Ruby has the regular expression /\p{M}/ which matches a combining mark. With this expression, I might be able to reverse a string while preserving the combining marks.

  1. The most relevant parts of Unicode 6.0.0 seem to be section 3.6 "Combination" and section 3.12 "Conjoining Jamo Behavior".
  2. I am not yet certain whether to preserve "combining character sequences" or "grapheme clusters". My best guess for now is to preserve the combining character sequences (CCS), not the grapheme clusters.
  3. The regular expression for a CCS-or-char might look like /(?>#{base}\p{M}*|\p{M}+|.)/ where #{base} is whatever regular expression matches a base character or extended base. The ?> prevents backtracking, so the regexp always matches the longest possible CCS.
  4. I need some way with Ruby to comb a string for all matches of a regular expression. For example, with /[aeiou]./ and "Rosetta Code", I want ["os", "et", "a ", "od"]. Then I would comb a string for CCS-or-char, reverse the array, join.
  5. Korean hangul is a special case. A group of 2 or 3 jamo characters might form an extended base (a syllable with an leading consonant, a medial vowel and perhaps a trailing consonant. Because a CCS may contain an extended base, I need some way to group jamos.
  6. I probably want a Korean test string. I must enter this string with jamo characters, not syllable characters, to test the code to group jamos.
  7. If EUC-KR has jamo characters, then the code should work with both EUC-KR and UTF-8.
  8. Avoid normalization. A normalization to NFC would replace some CCS with individual characters, but Unicode does not have individual characters for every possible sequence.
  9. Do I have a library that already does some of this?
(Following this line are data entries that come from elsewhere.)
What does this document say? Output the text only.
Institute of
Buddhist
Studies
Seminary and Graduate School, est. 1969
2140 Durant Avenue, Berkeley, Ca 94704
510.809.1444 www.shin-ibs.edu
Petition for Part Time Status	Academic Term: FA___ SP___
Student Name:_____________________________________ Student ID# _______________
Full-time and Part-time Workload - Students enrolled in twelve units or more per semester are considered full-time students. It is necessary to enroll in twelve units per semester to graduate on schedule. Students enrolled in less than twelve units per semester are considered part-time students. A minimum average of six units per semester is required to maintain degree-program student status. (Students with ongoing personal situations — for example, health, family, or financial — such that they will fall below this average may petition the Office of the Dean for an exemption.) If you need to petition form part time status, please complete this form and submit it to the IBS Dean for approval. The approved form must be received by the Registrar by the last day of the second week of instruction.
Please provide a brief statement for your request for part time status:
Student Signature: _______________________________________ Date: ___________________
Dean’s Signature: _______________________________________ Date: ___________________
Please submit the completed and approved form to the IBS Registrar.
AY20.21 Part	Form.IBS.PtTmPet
--Kernigh 04:00, 31 January 2011 (UTC)

Have you considered directionality? --Rdm 04:13, 31 January 2011 (UTC)

Extra Credit[edit]

The extra credit task seems artificial.

Specifically, it's using unicode, and I can see that demonstrating unicode handling in string reversal could be a good thing.

However, a close look at the characters involved in the extra credit task shows that two of the character codes in the "reversed string" are required to be not reversed from the order in which they appear in the original string. And while that could indeed be an interesting task, I do not think that it belongs in the "Reverse a string" task.

The task that would be appropriate to this example might perhaps be better labeled "manipulate a string while retaining structures implied by the use of some contained unicode characters" though perhaps a shorter name is possible.